Als de gemeente het openbare domein wil herinrichten, kan ze van die gelegenheid gebruik maken om de inplanting van het straatmeubilair te herbekijken.
Planmatige lediging
Hoe zorg je ervoor dat straatvuilnisbakken efficiënt en tijdig leeggemaakt worden zodat ze niet overvol raken en het straatbeeld ontsieren? In 2007 en 2008 registreerde de gemeente Mol de vullingsgraad van de verschillende vuilnisbakjes op haar grondgebied intensief. Deze informatie werd elektronisch verwerkt. Uit dit overzicht leidden de onderzoekers af dat er op bepaalde locaties meer 'volume' nodig was. Daarnaast stelde het bestuur ook vast dat het goed was in bepaalde gebieden de ledigingsfrequentie op te drijven en ze in andere gebieden te verminderen. Daardoor werd het mogelijk het personeel veel doelgerichter in te zetten. Ook in Gent meet IVAGO tweemaal per jaar de vullingsgraad van de vuilnisbakken. Aan de hand van de resultaten past IVAGO de ledigingsfrequentie of het volume van de korf aan of beslist ze een korf weg te nemen of bij te plaatsen. In Aalst is er eveneens een opdeling in welomschreven zones. In bepaalde delen van de stad maken de arbeiders de vuilnisbakjes dagelijks leeg, in andere delen één of enkele keren per week.

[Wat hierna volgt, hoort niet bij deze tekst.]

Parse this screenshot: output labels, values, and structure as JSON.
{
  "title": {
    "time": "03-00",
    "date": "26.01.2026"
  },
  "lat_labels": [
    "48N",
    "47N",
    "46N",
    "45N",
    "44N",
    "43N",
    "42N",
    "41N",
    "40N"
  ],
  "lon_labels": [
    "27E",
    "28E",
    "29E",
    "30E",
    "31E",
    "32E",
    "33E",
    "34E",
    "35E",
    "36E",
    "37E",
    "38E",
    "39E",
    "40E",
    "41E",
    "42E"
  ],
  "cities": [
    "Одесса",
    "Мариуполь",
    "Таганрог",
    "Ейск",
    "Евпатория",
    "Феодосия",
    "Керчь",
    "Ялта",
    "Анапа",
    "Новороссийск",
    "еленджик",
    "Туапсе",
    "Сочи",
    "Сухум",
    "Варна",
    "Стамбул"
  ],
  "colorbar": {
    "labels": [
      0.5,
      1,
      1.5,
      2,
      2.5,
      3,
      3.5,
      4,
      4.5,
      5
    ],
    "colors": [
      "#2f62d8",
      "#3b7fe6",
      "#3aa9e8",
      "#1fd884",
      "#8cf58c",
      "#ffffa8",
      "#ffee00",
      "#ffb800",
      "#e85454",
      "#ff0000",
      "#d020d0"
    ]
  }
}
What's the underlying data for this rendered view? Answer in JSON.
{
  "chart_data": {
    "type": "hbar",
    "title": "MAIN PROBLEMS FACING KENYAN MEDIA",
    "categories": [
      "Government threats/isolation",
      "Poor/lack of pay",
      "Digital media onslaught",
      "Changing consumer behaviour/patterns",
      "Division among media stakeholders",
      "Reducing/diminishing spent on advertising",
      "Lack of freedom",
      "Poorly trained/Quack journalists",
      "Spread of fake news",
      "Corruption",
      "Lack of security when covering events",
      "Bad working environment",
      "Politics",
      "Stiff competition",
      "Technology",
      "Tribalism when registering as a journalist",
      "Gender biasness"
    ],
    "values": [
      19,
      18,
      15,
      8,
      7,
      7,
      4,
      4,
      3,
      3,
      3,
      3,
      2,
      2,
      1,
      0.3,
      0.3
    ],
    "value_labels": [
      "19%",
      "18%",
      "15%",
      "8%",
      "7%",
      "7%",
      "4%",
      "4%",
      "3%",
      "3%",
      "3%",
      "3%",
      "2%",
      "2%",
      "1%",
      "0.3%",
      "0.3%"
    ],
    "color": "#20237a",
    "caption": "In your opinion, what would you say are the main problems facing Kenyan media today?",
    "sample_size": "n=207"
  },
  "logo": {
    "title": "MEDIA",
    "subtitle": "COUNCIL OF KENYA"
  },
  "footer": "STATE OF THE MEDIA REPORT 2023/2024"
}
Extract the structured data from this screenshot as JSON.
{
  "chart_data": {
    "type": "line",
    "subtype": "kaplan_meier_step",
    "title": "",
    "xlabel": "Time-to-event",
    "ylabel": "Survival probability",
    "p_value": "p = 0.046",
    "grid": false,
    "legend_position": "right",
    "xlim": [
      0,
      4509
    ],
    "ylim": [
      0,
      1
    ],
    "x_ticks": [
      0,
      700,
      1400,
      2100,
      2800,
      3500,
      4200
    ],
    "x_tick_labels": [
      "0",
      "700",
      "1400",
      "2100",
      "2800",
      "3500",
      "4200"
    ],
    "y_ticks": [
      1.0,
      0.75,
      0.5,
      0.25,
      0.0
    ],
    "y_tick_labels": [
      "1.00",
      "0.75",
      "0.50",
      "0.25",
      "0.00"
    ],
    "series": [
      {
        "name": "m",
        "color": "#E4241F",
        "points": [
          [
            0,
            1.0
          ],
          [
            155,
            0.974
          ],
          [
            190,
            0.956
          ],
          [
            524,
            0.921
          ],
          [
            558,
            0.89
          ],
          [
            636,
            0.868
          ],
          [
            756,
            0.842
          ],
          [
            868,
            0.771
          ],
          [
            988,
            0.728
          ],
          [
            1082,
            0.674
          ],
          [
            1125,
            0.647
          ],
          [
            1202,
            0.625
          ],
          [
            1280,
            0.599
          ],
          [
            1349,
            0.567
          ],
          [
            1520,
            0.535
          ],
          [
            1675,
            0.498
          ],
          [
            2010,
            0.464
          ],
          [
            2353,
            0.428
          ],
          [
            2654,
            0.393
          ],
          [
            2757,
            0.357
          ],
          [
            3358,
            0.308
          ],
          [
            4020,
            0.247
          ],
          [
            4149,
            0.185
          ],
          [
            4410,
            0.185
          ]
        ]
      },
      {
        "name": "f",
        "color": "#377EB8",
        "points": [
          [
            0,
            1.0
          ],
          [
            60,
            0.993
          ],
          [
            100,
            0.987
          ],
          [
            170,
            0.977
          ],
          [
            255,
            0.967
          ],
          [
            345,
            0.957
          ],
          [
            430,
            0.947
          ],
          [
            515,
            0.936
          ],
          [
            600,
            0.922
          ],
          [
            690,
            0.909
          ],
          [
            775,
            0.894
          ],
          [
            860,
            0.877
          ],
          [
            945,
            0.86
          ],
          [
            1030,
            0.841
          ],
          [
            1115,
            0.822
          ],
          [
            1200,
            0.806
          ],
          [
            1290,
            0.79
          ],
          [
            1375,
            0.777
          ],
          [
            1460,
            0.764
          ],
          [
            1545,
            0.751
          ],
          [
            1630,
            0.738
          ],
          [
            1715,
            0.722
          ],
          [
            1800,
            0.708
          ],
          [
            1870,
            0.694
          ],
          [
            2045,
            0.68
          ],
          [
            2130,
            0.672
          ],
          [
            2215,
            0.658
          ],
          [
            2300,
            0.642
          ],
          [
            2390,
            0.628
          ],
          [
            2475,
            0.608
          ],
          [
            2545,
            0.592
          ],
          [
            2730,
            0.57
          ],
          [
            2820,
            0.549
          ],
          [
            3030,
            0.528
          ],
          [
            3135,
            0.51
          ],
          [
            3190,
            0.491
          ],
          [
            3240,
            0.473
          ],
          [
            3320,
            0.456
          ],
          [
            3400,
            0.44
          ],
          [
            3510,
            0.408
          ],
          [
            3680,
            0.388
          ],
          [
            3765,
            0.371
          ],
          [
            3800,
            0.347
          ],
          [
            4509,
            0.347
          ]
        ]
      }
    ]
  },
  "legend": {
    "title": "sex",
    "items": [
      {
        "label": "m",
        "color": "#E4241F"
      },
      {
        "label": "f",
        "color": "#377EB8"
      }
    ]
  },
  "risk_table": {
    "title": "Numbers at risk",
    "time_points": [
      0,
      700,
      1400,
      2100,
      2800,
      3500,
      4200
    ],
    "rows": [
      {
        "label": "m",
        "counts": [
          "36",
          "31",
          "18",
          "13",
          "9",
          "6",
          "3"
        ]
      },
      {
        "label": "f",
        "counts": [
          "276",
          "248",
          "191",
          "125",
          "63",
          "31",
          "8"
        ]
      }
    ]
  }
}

Aantrekkelijke en praktische vuilnisbakken
Een vuilnisbak moet proper zijn en in goede staat om mensen uit te nodigen hun afval erin achter te laten. De vormgeving (modelkeuze) en het onderhoud (reiniging) zijn dus ook van belang. De capaciteit van de vuilnisbak moet afgestemd zijn op de ledigingsfrequentie of omgekeerd. Wie van zijn afval af wil moet de vuilnisbak ook kunnen vinden (vindbaarheid). Het bestuur kiest dus beter voor een ietwat opvallend exemplaar dat toch in harmonie is met de omgeving. Om ontwijkgedrag te vermijden gebruikt men exemplaren met een kleine inwerpopening. Communicatie met pictogrammen of de boodschap 'geen huisvuil' werken verduidelijkend voor de burger.
Voor het comfort van de arbeiders moet de vuilnisbak vlot te openen en te sluiten zijn en moet er een vuilniszak in passen die makkelijk te vervangen is. Uiteraard gaat de voorkeur naar een stevig exemplaar dat tegen een windstootje kan en vandalismebestendig is.
Vuilnisbakkenbeheer is één aspect van een totaal netheidsbeleid waarop gemeenten impact kunnen hebben. Naast het klassieke veegbeleid vindt intensieve communicatie over ontwijkgedrag almaar meer ingang. Gemeentelijke administratieve sancties maken het voor gemeenten nu ook mogelijk ontwijkgedrag eenvoudiger te sanctioneren.
Ook producenten van zwerfvuilgevoelige producten en andere overheden moeten mee inspanningen blijven leveren om de problemen op te lossen.